Because good research needs good data

Scholarly HTML would be nice, but...

Chris Rusbridge | 13 January 2010

I'm quite interested in the idea of Scholarly HTML, as espoused in Pete Sefton's blog, and I've commented on some of Peter Murray Rust's hamburger PDF comments previously (although I do think a lot of people confuse wild PDF with well-made, should one say Scholarly PDF). I've always been slightly worried by one thing though.

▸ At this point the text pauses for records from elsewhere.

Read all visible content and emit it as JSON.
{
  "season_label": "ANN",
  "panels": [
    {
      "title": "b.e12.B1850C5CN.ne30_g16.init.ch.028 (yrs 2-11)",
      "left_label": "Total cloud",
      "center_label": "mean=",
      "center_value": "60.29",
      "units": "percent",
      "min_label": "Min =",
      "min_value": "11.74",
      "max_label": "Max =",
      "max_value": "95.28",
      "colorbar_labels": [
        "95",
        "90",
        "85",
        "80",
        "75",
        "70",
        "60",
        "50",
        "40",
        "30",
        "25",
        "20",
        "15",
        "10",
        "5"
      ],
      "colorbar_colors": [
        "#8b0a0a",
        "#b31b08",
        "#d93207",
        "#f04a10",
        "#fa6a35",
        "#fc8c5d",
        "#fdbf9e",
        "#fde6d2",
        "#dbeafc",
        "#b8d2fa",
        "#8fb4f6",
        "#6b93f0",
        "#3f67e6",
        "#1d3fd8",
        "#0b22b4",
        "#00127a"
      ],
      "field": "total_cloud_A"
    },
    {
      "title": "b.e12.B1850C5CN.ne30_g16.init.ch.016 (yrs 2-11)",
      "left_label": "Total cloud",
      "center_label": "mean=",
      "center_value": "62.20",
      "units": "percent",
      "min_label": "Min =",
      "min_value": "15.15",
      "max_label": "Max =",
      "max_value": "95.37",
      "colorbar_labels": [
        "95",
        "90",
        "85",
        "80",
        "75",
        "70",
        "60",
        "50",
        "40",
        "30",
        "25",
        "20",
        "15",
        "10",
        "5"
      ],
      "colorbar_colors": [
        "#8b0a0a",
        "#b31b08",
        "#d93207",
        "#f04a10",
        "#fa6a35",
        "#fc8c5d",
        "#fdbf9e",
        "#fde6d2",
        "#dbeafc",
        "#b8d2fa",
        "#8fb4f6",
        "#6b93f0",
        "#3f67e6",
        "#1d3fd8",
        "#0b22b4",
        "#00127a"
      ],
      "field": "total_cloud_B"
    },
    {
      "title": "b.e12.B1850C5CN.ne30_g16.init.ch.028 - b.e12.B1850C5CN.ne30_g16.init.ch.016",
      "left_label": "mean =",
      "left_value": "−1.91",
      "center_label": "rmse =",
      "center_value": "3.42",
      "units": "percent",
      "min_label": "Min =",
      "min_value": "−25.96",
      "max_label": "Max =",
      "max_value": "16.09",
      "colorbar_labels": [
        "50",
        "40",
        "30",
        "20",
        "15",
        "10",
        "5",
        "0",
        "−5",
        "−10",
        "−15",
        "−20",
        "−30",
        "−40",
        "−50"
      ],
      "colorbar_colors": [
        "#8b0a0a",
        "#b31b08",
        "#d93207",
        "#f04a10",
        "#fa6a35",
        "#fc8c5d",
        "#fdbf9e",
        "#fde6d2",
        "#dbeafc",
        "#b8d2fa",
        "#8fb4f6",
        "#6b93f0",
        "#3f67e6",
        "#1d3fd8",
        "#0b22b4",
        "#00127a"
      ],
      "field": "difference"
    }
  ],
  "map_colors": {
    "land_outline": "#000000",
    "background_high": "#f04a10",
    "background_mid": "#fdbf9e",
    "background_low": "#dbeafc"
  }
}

A well-known advantage of PDF is that it pretty much assures I can save a document, share it, move it around etc and it will still be intact and readable. That's one of the reasons it's so popular.
Mostly we don't do that with HTML. Mostly we just point to it. But if I see an article these days, I want it on my computer if I'm allowed; this let's me study it at leisure, drop it in my Mendeley system, etc. As pointed out, that works a treat with PDF, and pretty well with Word or OpenOffice documents as well. This applies even where the document is quite heavily compound, with many embedded images, tables etc.
But if I try saving a HTML document to my hard disk, nothing very standard happens. OK, if I use Safari on my Mac, I get a .webarchive file, which is quite nice as I can do all the things with it that I could do with a PDF and Word etc, and when I open it later it will be as it was before, with all the images in place. But neither IE nor Firefox seem capable of opening a .webarchive file.
If I try saving the same article from Firefox, I get a .html file with the main article in it, and a directory with associated files in it (eg images). Safari does seem capable of opening this combination, but it's pretty ugly, and hard to move around. I haven't tried IE as I don't have easy access to it.
Is there in existence or development a standard approach to packaging the HTML and associated files that would be as convenient as the .webarchive, but usable across all browsers? If so, Scholarly HTML would be that little bit closer!